Business owners can team up on insurance, if state allows it
NEW YORK — As small business owners shop for 2019 health insurance, some will for the first time have the chance to join forces and buy cheaper insurance — depending on which state they're in.
New rules that began going into effect last month allow sole proprietors and other business owners without employees to form what are known as association health plans, or AHPS. But while the Trump administration has touted the rules as a breakthrough, many owners will be disappointed to learn their states' insurance laws will limit their ability to join the plans.
The rules issued by the Labor Department allow sole proprietors and partners to buy coverage that wasn't available to them under the Affordable Care Act. The rules also permit the plans to offer insurance that doesn't meet the health law's requirements for basic coverage.

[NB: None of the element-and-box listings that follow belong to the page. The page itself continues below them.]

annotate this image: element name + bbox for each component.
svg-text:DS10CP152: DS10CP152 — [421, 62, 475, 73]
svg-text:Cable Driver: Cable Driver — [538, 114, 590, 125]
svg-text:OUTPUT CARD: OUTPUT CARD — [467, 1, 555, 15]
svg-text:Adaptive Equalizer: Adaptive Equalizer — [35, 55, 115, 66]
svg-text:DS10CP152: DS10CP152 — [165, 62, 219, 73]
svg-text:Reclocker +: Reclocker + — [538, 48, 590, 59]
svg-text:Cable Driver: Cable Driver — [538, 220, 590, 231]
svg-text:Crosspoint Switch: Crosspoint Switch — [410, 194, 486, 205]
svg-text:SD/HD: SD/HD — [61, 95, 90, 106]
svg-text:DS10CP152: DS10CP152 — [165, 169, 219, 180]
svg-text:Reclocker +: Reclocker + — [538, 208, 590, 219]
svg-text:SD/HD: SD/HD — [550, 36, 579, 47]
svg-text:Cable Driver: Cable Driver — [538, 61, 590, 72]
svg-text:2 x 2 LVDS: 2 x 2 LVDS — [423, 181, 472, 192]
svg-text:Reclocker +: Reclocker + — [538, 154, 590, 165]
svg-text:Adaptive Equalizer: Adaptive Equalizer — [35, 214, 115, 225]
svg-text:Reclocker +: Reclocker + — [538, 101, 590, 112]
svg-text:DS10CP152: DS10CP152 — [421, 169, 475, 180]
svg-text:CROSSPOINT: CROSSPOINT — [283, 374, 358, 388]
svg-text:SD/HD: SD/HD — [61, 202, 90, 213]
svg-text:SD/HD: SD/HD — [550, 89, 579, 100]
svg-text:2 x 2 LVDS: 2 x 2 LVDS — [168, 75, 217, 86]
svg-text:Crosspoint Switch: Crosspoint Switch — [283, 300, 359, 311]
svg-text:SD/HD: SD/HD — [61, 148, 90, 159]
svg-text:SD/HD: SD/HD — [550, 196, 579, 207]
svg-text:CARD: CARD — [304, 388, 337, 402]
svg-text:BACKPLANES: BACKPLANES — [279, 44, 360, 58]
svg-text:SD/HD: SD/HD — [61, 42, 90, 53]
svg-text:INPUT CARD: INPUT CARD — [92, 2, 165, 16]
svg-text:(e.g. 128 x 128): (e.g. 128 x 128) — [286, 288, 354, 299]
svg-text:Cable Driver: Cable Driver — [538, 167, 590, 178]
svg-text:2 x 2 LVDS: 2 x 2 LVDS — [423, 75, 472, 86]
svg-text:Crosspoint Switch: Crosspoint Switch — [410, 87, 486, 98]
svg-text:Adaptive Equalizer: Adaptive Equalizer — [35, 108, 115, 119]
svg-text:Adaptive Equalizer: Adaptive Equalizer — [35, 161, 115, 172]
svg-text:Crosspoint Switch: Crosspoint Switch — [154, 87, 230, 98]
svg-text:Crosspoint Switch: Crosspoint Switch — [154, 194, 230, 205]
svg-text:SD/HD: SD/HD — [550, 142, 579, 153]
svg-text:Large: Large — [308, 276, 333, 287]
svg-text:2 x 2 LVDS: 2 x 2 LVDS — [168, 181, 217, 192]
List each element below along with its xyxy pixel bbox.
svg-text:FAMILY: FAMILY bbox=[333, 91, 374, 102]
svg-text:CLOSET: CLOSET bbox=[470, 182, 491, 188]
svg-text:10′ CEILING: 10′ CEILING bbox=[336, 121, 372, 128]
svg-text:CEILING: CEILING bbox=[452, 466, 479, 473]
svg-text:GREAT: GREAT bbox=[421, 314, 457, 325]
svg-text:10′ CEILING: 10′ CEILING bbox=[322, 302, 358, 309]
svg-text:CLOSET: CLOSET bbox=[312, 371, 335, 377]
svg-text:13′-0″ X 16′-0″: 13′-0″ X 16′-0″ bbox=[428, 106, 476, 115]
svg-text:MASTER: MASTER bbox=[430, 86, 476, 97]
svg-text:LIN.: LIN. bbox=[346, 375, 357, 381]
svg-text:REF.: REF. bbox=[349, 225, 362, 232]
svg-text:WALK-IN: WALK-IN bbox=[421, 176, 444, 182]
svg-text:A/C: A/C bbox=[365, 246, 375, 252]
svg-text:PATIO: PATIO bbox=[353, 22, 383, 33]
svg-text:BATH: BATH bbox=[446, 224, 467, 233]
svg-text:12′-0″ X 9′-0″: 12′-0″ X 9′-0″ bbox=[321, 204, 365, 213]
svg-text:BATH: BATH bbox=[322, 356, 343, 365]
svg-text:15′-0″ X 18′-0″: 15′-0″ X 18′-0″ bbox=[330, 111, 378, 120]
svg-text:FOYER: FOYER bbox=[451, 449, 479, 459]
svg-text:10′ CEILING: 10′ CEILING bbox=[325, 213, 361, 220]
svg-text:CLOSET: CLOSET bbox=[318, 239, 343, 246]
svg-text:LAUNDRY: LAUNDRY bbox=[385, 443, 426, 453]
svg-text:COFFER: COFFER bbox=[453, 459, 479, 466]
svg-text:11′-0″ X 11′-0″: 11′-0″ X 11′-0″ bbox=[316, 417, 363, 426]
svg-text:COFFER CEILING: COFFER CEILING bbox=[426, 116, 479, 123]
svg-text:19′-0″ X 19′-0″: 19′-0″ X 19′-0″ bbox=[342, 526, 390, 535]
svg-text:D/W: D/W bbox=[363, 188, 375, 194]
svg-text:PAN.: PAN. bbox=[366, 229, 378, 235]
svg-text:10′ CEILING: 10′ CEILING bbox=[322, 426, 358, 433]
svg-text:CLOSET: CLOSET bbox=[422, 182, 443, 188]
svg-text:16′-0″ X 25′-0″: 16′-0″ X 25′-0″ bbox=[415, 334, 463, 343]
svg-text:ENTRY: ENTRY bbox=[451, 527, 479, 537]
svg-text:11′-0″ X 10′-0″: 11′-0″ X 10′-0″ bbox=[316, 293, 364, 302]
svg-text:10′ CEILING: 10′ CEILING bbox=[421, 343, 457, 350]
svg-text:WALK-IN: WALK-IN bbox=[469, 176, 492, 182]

The catch for many businesses is the rules, unlike many other federal laws and regulations, don't supersede state requirements for health insurance, and states that heavily regulate insurance are expected to make it harder, if not impossible, for association health plans to be formed.
Moreover, there are concerns that new association health plans could revive a problem from the past — plans that become insolvent or are scams.
As owners research their options for 2019 health insurance, here's what they should know about AHPS:
WHY THEY'RE APPEALING
Association health plans have been around for decades; they've been legal if their members were in the same industry or profession, or in the same state. But under the Affordable Care Act, owners without employees had to buy individual coverage from a major carrier or from state exchanges.
The Nebraska Farm Bureau announced its AHP soon after the new rules began taking effect. The bureau had been working on a plan for farmers, ranchers and agribusiness owners, but "the rules made it easier for sole proprietors to be involved," says Rob Robertson, the bureau's chief administrator.
The Society of Collision Repair Specialists, which represents over 6,000 vehicle repair shops across the country, is developing an association health plan and hopes to be able to offer coverage during the first quarter of 2019, executive director Aaron Schulenburg says. Nearly three-quarters of the group's members have said they're interested, Schulenburg says.
The organization is using a benefits consultant to find the best carrier for its plan, Schulenberg says.
"We found examples of average savings in some of the already established networks reaching close to 20 percent," he says.
Still, many owners know little about the plans. A survey of 1,000 owners by Bank of America found that 30 percent aren't familiar with them. The survey, taken between late August and early October, also found 35 percent were interested in offering coverage through an association health plan, and 35 percent weren't.
CONCERNS AND OBSTACLES
While many states have welcomed the new rules, 11 others and Washington, D.C., are suing the Trump administration, charging the rules allow insurance to be sold that offers less coverage and consumer protections than are required by law. Under the rules, association health plans are considered to be large group employers, and the Affordable Care Act doesn't require large groups to provide minimum essential, or basic, coverage. Among the benefits the ACA requires: prescription, pregnancy and wellness coverage.
That may not worry some owners. Melissa Perlman hasn't been able to afford insurance for her staffers since starting her public relations company, Blueivy Communications, in 2011. She's interested in the potential association health plan being considered by the Greater Delray Beach Chamber of Commerce. Perlman is aware coverage might not be as comprehensive as on the open market. But, she says, "whatever is offered would be an improvement from offering nothing."
But the Labor Department rules have also raised concerns that some new association health plans might not be financially sound; if they became insolvent, as some mismanaged plans did in the past, policyholders could be stuck with medical bills.